Os dados são da Pesquisa Nacional da Cesta Básica de Alimento, divulgada pelo Departamento Intersindical de Estatística e Estudos Socioeconômicos (Dieese), em parceria com a Companhia Nacional de Abastecimento (Conab).
A maior alta ocorreu em Maceió, onde o custo médio variou 3,19%. Belo Horizonte aparece em seguida, com 1,58%; Salvador com 1,55%; Brasília com 1,54%; e para completar Teresina teve um aumento de 1,39%. A cesta básica aumentou em 17 capitais do país.
O que influenciou
A alta foi influenciada, principalmente, pela carne bovina de primeira que subiu em 25 das 27 capitais. A batata também apresentou alta em todas as capitais, com exceção de Porto Alegre, onde o preço do produto caiu 3,57%.
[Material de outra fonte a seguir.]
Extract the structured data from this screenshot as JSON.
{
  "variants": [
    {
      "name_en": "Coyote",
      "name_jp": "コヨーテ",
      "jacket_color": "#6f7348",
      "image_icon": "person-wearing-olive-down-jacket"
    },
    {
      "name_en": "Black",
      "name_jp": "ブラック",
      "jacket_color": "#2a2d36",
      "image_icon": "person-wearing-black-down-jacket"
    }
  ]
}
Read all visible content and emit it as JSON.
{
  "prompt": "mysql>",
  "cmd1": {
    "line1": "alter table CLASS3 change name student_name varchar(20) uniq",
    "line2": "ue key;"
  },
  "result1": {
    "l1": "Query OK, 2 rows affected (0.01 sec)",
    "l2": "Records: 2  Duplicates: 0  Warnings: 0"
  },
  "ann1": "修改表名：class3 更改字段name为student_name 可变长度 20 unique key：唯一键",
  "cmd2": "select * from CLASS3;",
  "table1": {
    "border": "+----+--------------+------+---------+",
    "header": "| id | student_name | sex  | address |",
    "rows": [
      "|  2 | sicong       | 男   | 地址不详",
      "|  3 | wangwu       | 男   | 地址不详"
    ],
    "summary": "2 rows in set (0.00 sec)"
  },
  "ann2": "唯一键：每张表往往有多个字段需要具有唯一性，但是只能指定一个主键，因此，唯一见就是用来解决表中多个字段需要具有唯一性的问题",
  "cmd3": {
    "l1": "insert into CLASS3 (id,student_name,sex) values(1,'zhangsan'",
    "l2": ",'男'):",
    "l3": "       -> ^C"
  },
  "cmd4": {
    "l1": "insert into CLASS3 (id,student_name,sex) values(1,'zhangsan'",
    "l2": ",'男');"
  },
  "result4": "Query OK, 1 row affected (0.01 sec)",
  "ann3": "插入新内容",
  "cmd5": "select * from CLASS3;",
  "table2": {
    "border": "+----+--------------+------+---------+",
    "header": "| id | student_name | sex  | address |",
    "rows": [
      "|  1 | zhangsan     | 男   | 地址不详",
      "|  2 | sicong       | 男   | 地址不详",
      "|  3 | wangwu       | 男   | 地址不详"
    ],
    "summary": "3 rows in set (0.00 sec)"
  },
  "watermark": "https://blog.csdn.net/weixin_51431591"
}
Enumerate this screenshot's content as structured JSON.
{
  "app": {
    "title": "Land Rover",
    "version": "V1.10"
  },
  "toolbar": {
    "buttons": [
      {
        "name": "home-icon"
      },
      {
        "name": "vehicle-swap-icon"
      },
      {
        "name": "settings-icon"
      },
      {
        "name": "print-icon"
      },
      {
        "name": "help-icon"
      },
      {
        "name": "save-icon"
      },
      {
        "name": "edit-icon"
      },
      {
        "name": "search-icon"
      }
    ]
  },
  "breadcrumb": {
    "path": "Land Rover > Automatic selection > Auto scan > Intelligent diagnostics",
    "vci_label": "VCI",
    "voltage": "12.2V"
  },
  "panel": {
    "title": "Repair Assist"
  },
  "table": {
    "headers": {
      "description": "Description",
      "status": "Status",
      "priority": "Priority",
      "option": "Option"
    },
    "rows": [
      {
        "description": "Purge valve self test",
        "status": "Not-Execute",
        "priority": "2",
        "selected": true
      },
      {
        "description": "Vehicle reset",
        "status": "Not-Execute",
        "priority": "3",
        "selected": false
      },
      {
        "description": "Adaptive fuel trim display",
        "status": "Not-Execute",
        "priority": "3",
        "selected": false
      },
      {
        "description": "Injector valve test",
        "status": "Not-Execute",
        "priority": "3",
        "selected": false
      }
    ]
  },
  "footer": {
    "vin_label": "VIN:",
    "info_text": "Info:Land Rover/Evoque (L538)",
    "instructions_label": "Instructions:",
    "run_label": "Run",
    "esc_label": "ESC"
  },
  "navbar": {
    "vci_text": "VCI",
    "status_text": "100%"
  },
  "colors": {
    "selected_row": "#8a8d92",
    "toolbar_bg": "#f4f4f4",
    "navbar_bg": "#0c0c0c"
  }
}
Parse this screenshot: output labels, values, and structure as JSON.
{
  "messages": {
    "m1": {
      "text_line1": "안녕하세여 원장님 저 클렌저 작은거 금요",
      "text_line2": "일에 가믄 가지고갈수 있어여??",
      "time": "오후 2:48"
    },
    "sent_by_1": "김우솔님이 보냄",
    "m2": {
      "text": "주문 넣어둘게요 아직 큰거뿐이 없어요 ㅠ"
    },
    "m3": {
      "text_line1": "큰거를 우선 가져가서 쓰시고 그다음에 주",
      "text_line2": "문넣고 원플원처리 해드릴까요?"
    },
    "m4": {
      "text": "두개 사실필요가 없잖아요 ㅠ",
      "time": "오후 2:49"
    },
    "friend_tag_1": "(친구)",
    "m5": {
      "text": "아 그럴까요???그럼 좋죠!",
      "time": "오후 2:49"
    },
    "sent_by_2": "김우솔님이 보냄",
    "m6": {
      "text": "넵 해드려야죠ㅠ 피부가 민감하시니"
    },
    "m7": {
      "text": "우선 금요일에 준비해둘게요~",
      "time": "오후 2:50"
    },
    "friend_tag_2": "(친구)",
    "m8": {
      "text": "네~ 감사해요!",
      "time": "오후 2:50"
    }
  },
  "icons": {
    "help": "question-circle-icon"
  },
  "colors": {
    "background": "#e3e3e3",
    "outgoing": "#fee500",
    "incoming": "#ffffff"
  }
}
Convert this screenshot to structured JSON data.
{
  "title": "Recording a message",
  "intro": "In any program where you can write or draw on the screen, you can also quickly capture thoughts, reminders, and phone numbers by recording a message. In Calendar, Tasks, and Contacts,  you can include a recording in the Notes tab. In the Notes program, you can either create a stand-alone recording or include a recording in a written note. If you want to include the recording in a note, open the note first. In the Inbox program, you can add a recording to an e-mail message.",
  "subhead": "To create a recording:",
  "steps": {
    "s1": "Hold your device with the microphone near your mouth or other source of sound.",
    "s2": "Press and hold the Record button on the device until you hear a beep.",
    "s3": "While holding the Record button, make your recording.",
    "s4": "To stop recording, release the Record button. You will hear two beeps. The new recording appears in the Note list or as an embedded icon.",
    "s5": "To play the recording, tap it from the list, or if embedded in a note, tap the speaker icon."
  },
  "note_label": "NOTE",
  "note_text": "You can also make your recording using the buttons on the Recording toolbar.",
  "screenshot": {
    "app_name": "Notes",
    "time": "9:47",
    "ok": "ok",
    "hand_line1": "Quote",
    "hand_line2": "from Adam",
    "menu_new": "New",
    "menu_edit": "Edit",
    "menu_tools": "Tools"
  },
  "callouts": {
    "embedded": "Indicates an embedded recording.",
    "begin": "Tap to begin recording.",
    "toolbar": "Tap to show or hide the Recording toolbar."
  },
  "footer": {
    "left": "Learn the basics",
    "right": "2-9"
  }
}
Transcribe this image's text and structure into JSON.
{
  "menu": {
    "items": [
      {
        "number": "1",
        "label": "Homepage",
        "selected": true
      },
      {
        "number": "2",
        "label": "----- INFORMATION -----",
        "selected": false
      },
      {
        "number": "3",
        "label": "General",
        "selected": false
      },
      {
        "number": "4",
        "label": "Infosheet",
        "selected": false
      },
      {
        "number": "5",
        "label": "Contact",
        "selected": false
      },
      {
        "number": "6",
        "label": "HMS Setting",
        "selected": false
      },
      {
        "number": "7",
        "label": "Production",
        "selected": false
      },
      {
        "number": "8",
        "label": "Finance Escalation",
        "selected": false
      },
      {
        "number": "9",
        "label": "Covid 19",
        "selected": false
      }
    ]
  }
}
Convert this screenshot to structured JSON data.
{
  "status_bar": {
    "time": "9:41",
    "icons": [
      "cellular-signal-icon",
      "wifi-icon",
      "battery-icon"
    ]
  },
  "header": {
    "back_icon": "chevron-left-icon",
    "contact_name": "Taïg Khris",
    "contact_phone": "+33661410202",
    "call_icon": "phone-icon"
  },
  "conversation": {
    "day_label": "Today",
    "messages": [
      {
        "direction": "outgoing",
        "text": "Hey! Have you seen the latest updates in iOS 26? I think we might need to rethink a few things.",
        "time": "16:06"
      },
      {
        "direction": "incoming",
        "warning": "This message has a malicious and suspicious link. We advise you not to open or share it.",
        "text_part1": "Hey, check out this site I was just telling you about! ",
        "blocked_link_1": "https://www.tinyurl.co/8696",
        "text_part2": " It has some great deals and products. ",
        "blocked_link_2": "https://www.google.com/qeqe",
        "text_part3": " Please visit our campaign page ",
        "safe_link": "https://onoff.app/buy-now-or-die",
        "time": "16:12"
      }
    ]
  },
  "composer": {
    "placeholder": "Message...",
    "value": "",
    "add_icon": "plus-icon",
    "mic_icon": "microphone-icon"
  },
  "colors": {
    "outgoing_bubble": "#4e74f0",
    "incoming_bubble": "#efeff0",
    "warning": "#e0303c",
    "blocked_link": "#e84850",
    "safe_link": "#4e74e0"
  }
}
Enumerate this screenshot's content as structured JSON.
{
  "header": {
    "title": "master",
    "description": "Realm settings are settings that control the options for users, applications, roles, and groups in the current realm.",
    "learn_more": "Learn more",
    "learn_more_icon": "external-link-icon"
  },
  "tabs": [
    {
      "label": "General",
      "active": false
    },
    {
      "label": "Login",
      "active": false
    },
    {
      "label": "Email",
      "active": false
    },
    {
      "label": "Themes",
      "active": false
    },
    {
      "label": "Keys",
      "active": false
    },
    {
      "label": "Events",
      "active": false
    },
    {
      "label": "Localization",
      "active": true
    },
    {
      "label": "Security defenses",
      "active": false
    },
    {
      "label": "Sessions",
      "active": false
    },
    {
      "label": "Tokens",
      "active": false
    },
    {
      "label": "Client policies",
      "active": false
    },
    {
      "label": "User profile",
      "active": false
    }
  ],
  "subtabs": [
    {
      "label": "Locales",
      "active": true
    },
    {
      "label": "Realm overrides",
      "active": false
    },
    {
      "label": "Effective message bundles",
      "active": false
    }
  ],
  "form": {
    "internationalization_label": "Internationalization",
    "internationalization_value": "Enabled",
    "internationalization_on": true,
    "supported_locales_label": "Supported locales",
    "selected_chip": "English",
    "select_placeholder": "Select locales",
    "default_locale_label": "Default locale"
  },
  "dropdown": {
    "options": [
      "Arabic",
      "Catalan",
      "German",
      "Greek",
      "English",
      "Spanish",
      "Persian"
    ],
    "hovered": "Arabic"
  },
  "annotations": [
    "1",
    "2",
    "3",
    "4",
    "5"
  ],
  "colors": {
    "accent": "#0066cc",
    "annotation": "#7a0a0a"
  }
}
A cesta básica mais cara do país continua sendo a de São Paulo –com custo médio de R$ 845,95 –, seguida por Florianópolis (R$ 801,29), Rio de Janeiro (R$ 792,06) e Cuiabá (R$ 791,29).
Reduções
Com exceção de João Pessoa, que foi a única cidade do levantamento que não registrou nenhuma alteração em relação ao valor do mês anterior, todas as outras capitais registraram queda nos preços.
As reduções mais expressivas foram observadas na região Norte do país, com Porto Velho liderando a lista (-3,60%), seguida por Boa Vista (-2,55%), Rio Branco (-1,54%) e Manaus (-1,43%).
Variação
Em Aracaju o valor médio de dezembro foi R$ 539,49, Maceió (R$ 589,69) apesar de ter tido a maior elevação, possui o segundo menor preço. Porto Velho (R$ 592,01) e Recife (R$ 596, 10), também fazem parte da lista.
Salário mínimo
Com base na cesta básica mais cara do país, registrada em São Paulo em dezembro, o Dieese estimou que o salário-mínimo necessário para atender às despesas básicas previstas na Constituição deveria ser de R$ 7.106,83, o equivalente a 4,68 vezes o valor vigente de R$ 1.518,00.